Discrete events with context. Good for:
- Debugging specific failures
- Audit trails
- Security investigations
Not good for:
- Real-time alerting (too noisy)
- Aggregation across high-cardinality dimensions (expensive)
Stack: Loki + Promtail for log aggregation. ClickHouse for high-volume structured logs.
Traces: for “why was this slow”
Distributed request flows across services. Good for:
- Latency analysis
- Understanding service dependencies
- Finding hidden bottlenecks
Not good for:
- Aggregate analysis (traces are per-request)

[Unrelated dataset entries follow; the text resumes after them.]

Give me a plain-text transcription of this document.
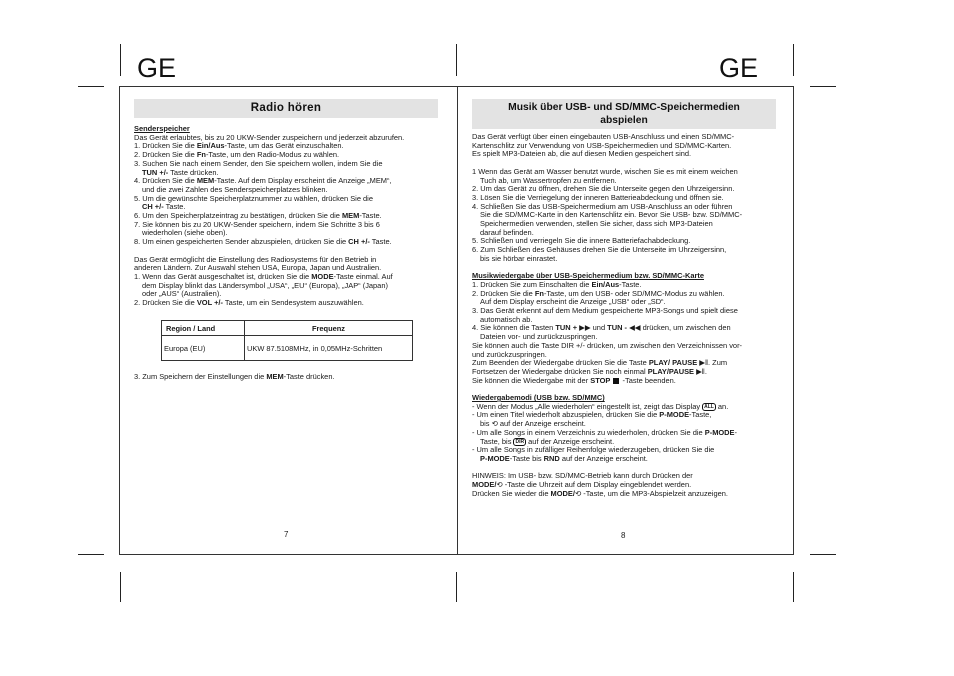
GE	GE
Radio hören

Senderspeicher

Das Gerät erlaubtes, bis zu 20 UKW-Sender zuspeichern und jederzeit abzurufen.

1. Drücken Sie die Ein/Aus-Taste, um das Gerät einzuschalten.

2. Drücken Sie die Fn-Taste, um den Radio-Modus zu wählen.

3. Suchen Sie nach einem Sender, den Sie speichern wollen, indem Sie die

TUN +/- Taste drücken.

4. Drücken Sie die MEM-Taste. Auf dem Display erscheint die Anzeige „MEM“,

und die zwei Zahlen des Senderspeicherplatzes blinken.

5. Um die gewünschte Speicherplatznummer zu wählen, drücken Sie die

CH +/- Taste.

6. Um den Speicherplatzeintrag zu bestätigen, drücken Sie die MEM-Taste.

7. Sie können bis zu 20 UKW-Sender speichern, indem Sie Schritte 3 bis 6

wiederholen (siehe oben).

8. Um einen gespeicherten Sender abzuspielen, drücken Sie die CH +/- Taste.

Das Gerät ermöglicht die Einstellung des Radiosystems für den Betrieb in

anderen Ländern. Zur Auswahl stehen USA, Europa, Japan und Australien.

1. Wenn das Gerät ausgeschaltet ist, drücken Sie die MODE-Taste einmal. Auf

dem Display blinkt das Ländersymbol „USA“, „EU“ (Europa), „JAP“ (Japan)

oder „AUS“ (Australien).

2. Drücken Sie die VOL +/- Taste, um ein Sendesystem auszuwählen.

Region / Land	Frequenz
Europa (EU)	UKW 87.5108MHz, in 0,05MHz-Schritten

3. Zum Speichern der Einstellungen die MEM-Taste drücken.

7
Musik über USB- und SD/MMC-Speichermedien
abspielen

Das Gerät verfügt über einen eingebauten USB-Anschluss und einen SD/MMC-

Kartenschlitz zur Verwendung von USB-Speichermedien und SD/MMC-Karten.

Es spielt MP3-Dateien ab, die auf diesen Medien gespeichert sind.

1 Wenn das Gerät am Wasser benutzt wurde, wischen Sie es mit einem weichen

Tuch ab, um Wassertropfen zu entfernen.

2. Um das Gerät zu öffnen, drehen Sie die Unterseite gegen den Uhrzeigersinn.

3. Lösen Sie die Verriegelung der inneren Batterieabdeckung und öffnen sie.

4. Schließen Sie das USB-Speichermedium am USB-Anschluss an oder führen

Sie die SD/MMC-Karte in den Kartenschlitz ein. Bevor Sie USB- bzw. SD/MMC-

Speichermedien verwenden, stellen Sie sicher, dass sich MP3-Dateien

darauf befinden.

5. Schließen und verriegeln Sie die innere Batteriefachabdeckung.

6. Zum Schließen des Gehäuses drehen Sie die Unterseite im Uhrzeigersinn,

bis sie hörbar einrastet.

Musikwiedergabe über USB-Speichermedium bzw. SD/MMC-Karte

1. Drücken Sie zum Einschalten die Ein/Aus-Taste.

2. Drücken Sie die Fn-Taste, um den USB- oder SD/MMC-Modus zu wählen.

Auf dem Display erscheint die Anzeige „USB“ oder „SD“.

3. Das Gerät erkennt auf dem Medium gespeicherte MP3-Songs und spielt diese

automatisch ab.

4. Sie können die Tasten TUN + ▶▶ und TUN - ◀◀ drücken, um zwischen den

Dateien vor- und zurückzuspringen.

Sie können auch die Taste DIR +/- drücken, um zwischen den Verzeichnissen vor-

und zurückzuspringen.

Zum Beenden der Wiedergabe drücken Sie die Taste PLAY/ PAUSE ▶‖. Zum

Fortsetzen der Wiedergabe drücken Sie noch einmal PLAY/PAUSE ▶‖.

Sie können die Wiedergabe mit der STOP  -Taste beenden.

Wiedergabemodi (USB bzw. SD/MMC)

- Wenn der Modus „Alle wiederholen“ eingestellt ist, zeigt das Display ALL an.

- Um einen Titel wiederholt abzuspielen, drücken Sie die P-MODE-Taste,

bis ⟲ auf der Anzeige erscheint.

- Um alle Songs in einem Verzeichnis zu wiederholen, drücken Sie die P-MODE-

Taste, bis DIR auf der Anzeige erscheint.

- Um alle Songs in zufälliger Reihenfolge wiederzugeben, drücken Sie die

P-MODE-Taste bis RND auf der Anzeige erscheint.

HINWEIS: Im USB- bzw. SD/MMC-Betrieb kann durch Drücken der

MODE/⟲ -Taste die Uhrzeit auf dem Display eingeblendet werden.

Drücken Sie wieder die MODE/⟲ -Taste, um die MP3-Abspielzeit anzuzeigen.

8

- Long-term storage (volume)
Stack: OpenTelemetry SDK + Jaeger or Tempo backend.
The pyramid
┌─ Metrics ─────┐
│ (always on) │
├───────────────┤
│ Logs │ (sampled in prod)
├───────────────┤
│ Traces │ (head-sampled)
└───────────────┘
Metrics are always on. Logs are sampled in production to control cost. Traces are head-sampled (typically 1-5% of requests get traced).
OpenTelemetry is the standard
If starting fresh in 2026, use OpenTelemetry for everything:
- Unified instrumentation (one SDK per language)

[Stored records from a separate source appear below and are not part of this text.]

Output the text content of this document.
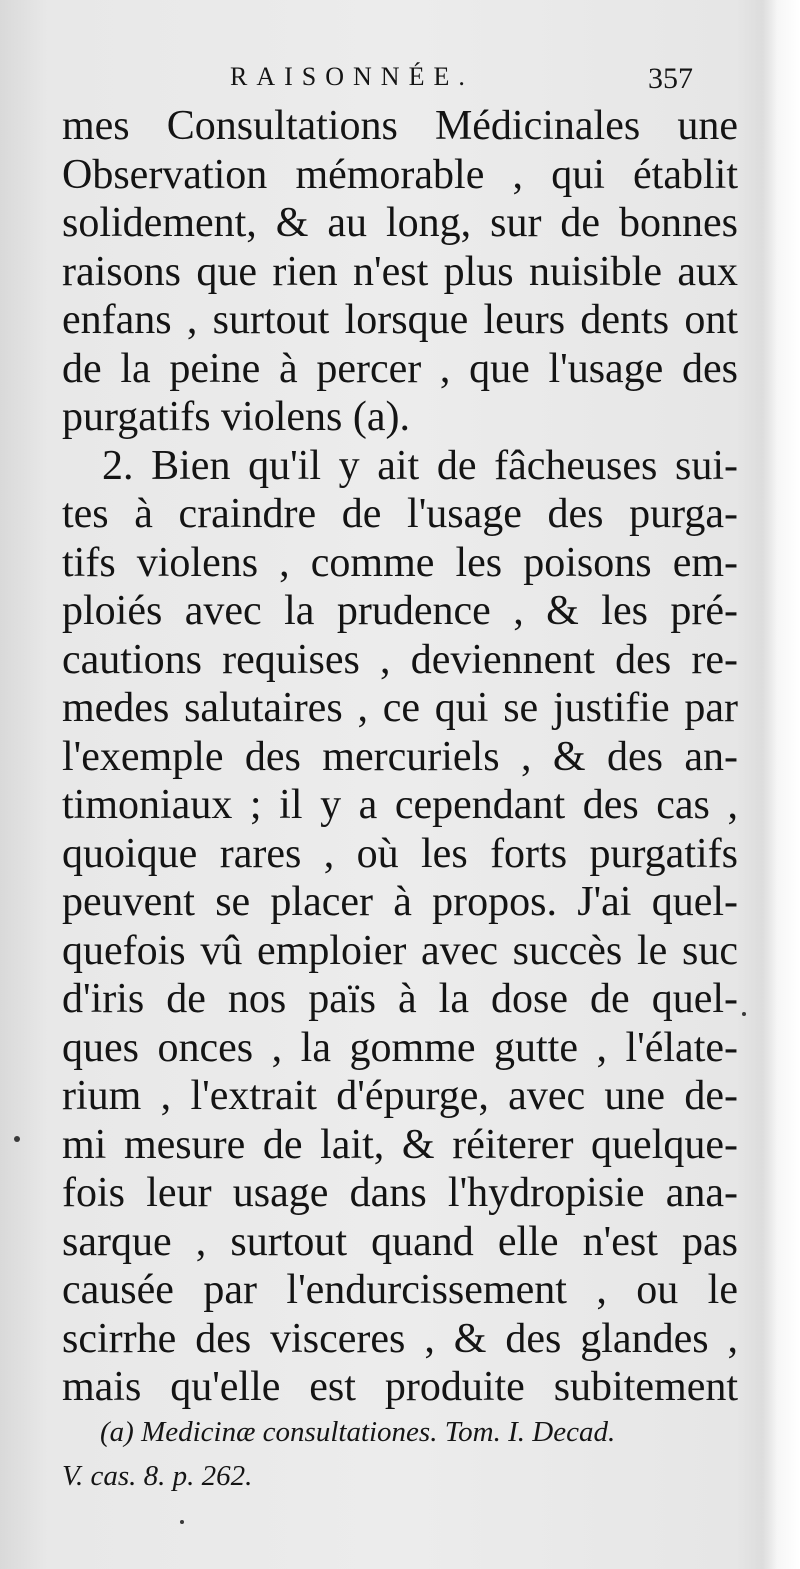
RAISONNÉE.	357
mes Consultations Médicinales une
Observation mémorable , qui établit
solidement, & au long, sur de bonnes
raisons que rien n'est plus nuisible aux
enfans , surtout lorsque leurs dents ont
de la peine à percer , que l'usage des
purgatifs violens (a).
2. Bien qu'il y ait de fâcheuses sui-
tes à craindre de l'usage des purga-
tifs violens , comme les poisons em-
ploiés avec la prudence , & les pré-
cautions requises , deviennent des re-
medes salutaires , ce qui se justifie par
l'exemple des mercuriels , & des an-
timoniaux ; il y a cependant des cas ,
quoique rares , où les forts purgatifs
peuvent se placer à propos. J'ai quel-
quefois vû emploier avec succès le suc
d'iris de nos païs à la dose de quel-
ques onces , la gomme gutte , l'élate-
rium , l'extrait d'épurge, avec une de-
mi mesure de lait, & réiterer quelque-
fois leur usage dans l'hydropisie ana-
sarque , surtout quand elle n'est pas
causée par l'endurcissement , ou le
scirrhe des visceres , & des glandes ,
mais qu'elle est produite subitement
(a) Medicinæ consultationes. Tom. I. Decad.
V. cas. 8. p. 262.
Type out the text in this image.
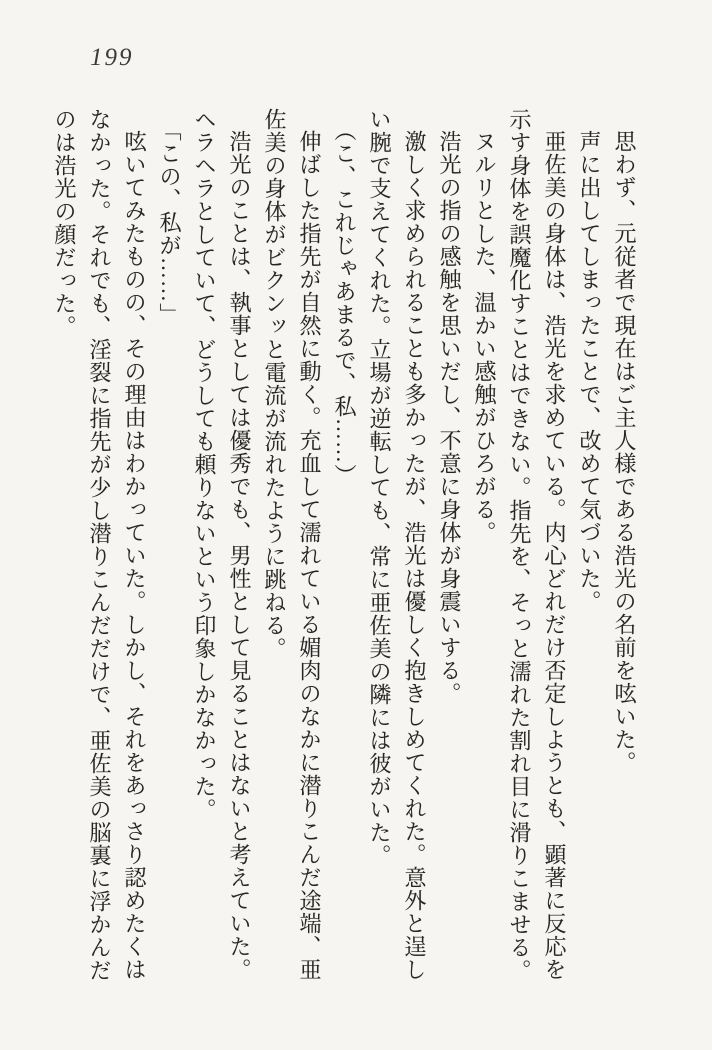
199

思わず、元従者で現在はご主人様である浩光の名前を呟いた。

声に出してしまったことで、改めて気づいた。

亜佐美の身体は、浩光を求めている。内心どれだけ否定しようとも、顕著に反応を示す身体を誤魔化すことはできない。指先を、そっと濡れた割れ目に滑りこませる。

ヌルリとした、温かい感触がひろがる。

浩光の指の感触を思いだし、不意に身体が身震いする。

激しく求められることも多かったが、浩光は優しく抱きしめてくれた。意外と逞しい腕で支えてくれた。立場が逆転しても、常に亜佐美の隣には彼がいた。

（こ、これじゃあまるで、私……）

伸ばした指先が自然に動く。充血して濡れている媚肉のなかに潜りこんだ途端、亜佐美の身体がビクンッと電流が流れたように跳ねる。

浩光のことは、執事としては優秀でも、男性として見ることはないと考えていた。ヘラヘラとしていて、どうしても頼りないという印象しかなかった。

「この、私が……」

呟いてみたものの、その理由はわかっていた。しかし、それをあっさり認めたくはなかった。それでも、淫裂に指先が少し潜りこんだだけで、亜佐美の脳裏に浮かんだのは浩光の顔だった。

- Export to any backend (Prometheus, Jaeger, DataDog, Honeycomb)
- Vendor neutral — migrate later without code changes
The SDK has matured significantly. No longer “stable API is coming soon.”
Correlation
The real power comes from correlation: a metric alerts → click through to related logs → from a slow log line, pivot to the trace.
To enable this:
- Include trace_id in log messages
- Tag metrics with service/environment labels that match log fields
- Use exemplars to link metrics to specific traces
Without correlation, the three pillars are three disconnected tools. With correlation, you move fluidly between views during an incident.
Cost reality
At scale, observability can cost more than the infrastructure it monitors. Tricks:
- Sample aggressively: 1% tracing is usually enough
- Downsample: keep 1-second resolution for 24h, 1-minute for 7d, 5-minute for 30d
- Use native histograms (Prometheus) for efficient percentile storage
- Structured logs (JSON) compress better than unstructured
- Tiered storage: hot tier (fast queries) for recent data, cold tier (S3) for old
What I skip
- APM tools with proprietary agents (vendor lock-in, confusing pricing)
- Real User Monitoring unless you have frontend teams that need it
- Synthetic monitoring of every possible path (test the critical ones)
Start here
For a small team:
- Prometheus + Grafana for metrics (1 week setup)
- Loki for logs (1 day setup)
- Tempo for traces (1 week setup + instrumentation)
Budget ~1 engineer-month to get solid coverage. After that, you iterate based on real incidents.